Tuesday, June 27, 2017

Kicking the Can Down the Road: On Not Raising the Minimum Wage



The county passed a minimum wage increase.

All the board of trustees in Brookfield and other communities had to do was nothing. Leave the issue alone and the ordinance passed – Brookfield workers would get a raise. Brookfield workers would get a much-needed raise. The state minimum has languished, and the increases are always reactive. They bring the standard of living up and then are eroded by inflation.


Can Kicked

Two trustees stood up for those on the bottom of the pay ladder: Ryan Evans and Nicole Gilhooley voted against opting out.

Trustees Edward Cote, Michael Garvey, David LeClere and Michelle Ryan voted to opt out.
Of these, Garvey lost my respect the most. He said that the moral or ethical argument was the least compelling – the fact that people who work full time should be able to live and survive. He has no heart. In addition, while he was giving his opinion, some in the crowd were reacting. He stopped his remarks and lectured from the stand like a father chiding his children. He forgot that he serves up there for and because of the voters.

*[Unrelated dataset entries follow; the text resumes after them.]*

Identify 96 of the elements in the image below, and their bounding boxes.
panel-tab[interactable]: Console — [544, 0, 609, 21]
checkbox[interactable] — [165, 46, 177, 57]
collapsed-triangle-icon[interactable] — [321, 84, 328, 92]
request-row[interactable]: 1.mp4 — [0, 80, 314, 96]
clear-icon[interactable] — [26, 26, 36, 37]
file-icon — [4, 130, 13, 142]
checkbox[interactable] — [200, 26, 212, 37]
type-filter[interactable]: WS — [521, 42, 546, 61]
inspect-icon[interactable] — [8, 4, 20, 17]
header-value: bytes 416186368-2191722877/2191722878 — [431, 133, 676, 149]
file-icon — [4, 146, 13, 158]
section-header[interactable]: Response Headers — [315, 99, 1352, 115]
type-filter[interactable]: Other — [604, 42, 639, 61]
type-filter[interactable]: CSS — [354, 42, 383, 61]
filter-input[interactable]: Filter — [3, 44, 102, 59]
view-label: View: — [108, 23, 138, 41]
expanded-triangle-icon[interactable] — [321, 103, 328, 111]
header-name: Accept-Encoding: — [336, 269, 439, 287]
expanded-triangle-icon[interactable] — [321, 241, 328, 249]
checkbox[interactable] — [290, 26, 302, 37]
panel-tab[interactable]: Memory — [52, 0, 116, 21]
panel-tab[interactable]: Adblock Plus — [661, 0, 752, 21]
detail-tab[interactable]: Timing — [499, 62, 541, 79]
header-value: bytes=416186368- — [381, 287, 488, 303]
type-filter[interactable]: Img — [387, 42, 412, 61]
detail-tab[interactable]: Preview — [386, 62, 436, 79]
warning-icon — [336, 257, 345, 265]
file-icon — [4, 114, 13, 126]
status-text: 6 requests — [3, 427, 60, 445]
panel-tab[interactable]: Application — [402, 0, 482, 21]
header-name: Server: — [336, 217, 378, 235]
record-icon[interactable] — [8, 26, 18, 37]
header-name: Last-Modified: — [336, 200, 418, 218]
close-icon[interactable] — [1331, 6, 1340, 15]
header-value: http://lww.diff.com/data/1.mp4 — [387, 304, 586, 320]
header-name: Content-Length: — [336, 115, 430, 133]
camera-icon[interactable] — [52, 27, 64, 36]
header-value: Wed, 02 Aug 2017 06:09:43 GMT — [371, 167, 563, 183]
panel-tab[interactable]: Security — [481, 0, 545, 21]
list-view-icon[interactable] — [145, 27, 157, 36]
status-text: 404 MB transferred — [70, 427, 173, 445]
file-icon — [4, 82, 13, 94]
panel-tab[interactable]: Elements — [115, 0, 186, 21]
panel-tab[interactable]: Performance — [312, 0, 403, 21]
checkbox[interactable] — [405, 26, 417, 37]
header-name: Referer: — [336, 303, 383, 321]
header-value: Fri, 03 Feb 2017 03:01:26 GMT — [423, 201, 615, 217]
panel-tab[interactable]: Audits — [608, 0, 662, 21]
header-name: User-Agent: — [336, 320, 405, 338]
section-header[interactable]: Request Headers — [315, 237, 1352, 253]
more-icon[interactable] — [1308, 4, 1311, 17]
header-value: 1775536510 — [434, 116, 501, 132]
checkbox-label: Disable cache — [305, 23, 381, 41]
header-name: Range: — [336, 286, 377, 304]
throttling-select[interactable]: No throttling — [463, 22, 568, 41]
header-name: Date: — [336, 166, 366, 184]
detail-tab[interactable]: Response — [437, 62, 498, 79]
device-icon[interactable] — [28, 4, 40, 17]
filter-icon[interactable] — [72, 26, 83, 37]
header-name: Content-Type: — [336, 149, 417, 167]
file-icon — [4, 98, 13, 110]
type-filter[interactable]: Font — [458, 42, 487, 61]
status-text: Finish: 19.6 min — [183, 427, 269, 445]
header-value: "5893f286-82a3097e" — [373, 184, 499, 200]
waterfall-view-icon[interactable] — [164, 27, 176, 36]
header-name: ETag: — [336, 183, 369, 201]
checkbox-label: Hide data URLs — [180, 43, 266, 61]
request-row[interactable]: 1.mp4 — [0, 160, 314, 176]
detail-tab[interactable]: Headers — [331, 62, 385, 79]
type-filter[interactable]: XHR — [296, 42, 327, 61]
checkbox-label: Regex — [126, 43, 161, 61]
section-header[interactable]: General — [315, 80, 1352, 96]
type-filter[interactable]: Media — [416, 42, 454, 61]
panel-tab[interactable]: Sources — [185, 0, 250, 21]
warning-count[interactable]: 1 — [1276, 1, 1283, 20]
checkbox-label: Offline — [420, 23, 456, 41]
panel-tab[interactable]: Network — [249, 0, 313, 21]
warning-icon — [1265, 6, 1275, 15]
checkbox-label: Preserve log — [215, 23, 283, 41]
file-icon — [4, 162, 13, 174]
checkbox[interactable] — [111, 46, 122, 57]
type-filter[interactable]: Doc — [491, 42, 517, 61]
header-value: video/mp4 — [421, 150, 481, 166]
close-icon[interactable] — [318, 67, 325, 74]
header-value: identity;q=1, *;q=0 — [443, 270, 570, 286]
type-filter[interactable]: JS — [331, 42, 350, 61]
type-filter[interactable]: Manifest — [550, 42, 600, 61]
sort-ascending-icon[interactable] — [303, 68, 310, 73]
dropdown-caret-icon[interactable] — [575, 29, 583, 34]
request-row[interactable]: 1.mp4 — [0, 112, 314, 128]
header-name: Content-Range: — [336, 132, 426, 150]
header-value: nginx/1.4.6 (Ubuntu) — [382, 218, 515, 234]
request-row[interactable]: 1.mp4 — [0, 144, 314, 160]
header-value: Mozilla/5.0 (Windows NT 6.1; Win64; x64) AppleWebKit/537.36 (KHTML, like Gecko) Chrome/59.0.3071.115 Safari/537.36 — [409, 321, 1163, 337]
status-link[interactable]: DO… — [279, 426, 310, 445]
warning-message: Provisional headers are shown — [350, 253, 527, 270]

What power he does have is derived from our consent. But he openly mocked the will of the electorate when he further dismissed prior referenda that called for raising state minimums in a landslide. This is what you get when you have elections where you can win a seat with 2,000 votes in a town of 20,000.

I understand that this was a hard decision to make and to all the Trustee’s credit they took a stand. No one who was in support of opting out in two public sessions stood up and said that workers of Brookfield should continue in poverty. All that was done behind the scenes with member of the Chamber of Commerce doing their leaning on the member of the board (some even members of both organizations who did not recuse themselves from the vote as some others in other municipalities in similar situations did).

Ultimately, this was not the best situation – laws like this should be decided at a higher governmental level and it was a cop out for the county to devolve this to the individual boards so that at the county level they could put this on their campaign materials but be shielded from the real decision. That said, the decision by the board was the wrong one. I hope the citizens of Brookfield remember it the next spring when the signs are again growing in the yards.